An aggravating factor is the dramatic oil price decline of more than 80% since the start of this year, ending up at its lowest level since 1986.
“It is the ultimate double-whammy,” said Roelof van Dijk, CoStar Canada director of market analytics. “Oil is being stockpiled around the world.”
But with near-zero demand due to global travel restrictions, multiple commentators have raised the possibility of oil ending up at “negative prices” – practically a death knell for petro-economies such as Alberta, and a harbinger of even more troubled times for the market’s beleaguered office landlords.

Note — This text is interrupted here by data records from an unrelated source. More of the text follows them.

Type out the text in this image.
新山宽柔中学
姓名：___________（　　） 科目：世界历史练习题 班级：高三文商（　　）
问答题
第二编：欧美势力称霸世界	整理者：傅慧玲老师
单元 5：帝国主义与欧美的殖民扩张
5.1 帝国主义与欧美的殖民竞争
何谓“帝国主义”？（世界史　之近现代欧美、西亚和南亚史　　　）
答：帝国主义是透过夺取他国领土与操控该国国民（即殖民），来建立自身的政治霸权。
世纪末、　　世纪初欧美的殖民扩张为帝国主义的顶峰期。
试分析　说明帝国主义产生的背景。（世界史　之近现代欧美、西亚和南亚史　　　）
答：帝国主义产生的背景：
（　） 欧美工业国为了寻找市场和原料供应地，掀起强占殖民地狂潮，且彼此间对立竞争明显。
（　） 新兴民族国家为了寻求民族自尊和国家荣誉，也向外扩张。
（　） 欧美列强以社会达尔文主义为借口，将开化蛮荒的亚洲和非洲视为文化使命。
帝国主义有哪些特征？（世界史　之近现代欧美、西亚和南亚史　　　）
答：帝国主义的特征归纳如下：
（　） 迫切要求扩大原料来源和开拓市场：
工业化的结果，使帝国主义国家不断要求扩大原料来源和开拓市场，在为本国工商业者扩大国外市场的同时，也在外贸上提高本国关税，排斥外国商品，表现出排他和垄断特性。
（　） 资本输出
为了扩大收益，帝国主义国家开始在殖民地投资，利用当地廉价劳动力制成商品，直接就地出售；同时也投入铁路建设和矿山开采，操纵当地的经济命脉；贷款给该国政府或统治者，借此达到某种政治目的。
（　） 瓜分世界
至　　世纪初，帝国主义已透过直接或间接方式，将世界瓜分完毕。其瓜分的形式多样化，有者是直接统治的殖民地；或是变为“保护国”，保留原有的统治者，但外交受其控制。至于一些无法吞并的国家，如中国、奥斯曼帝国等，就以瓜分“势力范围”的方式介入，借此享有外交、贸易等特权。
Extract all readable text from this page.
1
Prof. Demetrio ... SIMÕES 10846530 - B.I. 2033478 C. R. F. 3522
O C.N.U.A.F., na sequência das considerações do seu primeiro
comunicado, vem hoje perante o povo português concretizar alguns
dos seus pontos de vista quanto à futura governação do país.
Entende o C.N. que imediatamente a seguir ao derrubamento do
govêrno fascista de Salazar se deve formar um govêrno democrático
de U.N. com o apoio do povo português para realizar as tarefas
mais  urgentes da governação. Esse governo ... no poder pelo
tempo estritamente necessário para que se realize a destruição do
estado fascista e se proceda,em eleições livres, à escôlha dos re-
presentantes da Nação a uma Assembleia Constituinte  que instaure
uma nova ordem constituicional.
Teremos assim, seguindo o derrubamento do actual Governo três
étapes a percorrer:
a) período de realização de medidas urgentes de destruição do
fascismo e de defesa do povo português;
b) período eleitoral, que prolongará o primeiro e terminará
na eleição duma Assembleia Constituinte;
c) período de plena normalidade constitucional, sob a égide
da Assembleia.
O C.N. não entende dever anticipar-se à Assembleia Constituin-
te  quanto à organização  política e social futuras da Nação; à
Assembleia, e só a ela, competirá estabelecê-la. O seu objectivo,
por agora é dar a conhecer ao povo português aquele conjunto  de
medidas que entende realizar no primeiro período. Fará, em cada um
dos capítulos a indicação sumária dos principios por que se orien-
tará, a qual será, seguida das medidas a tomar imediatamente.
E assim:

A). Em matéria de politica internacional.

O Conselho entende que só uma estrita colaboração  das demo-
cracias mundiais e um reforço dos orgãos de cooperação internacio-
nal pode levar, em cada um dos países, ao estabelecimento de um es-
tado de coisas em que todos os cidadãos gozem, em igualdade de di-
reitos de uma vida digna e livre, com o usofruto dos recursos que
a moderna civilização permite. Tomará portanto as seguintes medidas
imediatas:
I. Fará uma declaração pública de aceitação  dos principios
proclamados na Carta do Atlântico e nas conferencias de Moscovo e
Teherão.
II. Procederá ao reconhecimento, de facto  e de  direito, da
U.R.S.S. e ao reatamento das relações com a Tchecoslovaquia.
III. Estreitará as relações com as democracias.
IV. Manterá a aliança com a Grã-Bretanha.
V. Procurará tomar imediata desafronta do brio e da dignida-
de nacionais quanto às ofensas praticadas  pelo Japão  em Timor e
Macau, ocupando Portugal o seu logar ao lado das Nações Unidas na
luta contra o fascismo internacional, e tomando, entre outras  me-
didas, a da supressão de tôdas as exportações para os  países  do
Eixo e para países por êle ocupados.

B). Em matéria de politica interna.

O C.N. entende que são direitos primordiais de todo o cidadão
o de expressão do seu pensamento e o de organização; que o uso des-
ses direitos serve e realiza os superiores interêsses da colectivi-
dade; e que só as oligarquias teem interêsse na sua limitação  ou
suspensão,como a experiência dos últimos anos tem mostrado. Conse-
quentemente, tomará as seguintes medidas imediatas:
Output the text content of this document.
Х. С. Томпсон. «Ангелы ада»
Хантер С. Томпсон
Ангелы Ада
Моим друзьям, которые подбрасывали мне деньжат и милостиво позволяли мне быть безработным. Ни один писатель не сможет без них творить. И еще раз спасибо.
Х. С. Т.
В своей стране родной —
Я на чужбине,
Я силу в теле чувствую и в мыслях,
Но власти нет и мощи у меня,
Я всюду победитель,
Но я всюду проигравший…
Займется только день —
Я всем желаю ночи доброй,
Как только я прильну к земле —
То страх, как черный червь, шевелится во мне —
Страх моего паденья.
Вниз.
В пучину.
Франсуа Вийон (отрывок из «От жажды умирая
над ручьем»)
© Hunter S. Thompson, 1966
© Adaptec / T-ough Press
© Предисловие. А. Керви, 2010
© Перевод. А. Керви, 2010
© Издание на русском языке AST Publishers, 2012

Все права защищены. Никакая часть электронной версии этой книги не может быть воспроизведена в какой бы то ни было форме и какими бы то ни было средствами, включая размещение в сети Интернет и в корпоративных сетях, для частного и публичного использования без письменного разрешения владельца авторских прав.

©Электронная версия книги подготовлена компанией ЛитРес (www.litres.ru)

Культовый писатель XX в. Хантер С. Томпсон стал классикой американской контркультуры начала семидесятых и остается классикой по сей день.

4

The ever-growing volume of unused space will exact a heavy toll, as well. CoStar found that Calgary has 11 million square feet of vacant space in the downtown area, with roughly 8.7 million sq. ft. managed by landlords and 2.3 million sq. ft. of sublet space.
Earlier projections by CoStar placed the city’s vacancy’s rate moderating from the current 21% to below 19% by 2024. The coronavirus outbreak has forced the predictions up to a blistering 25% by Q3 2020, Western Investor reported.
“The prospect of a reprieve has been replaced with the knowledge that additional pain for Calgary, Alberta and Canada is now on its way,” van Dijk said.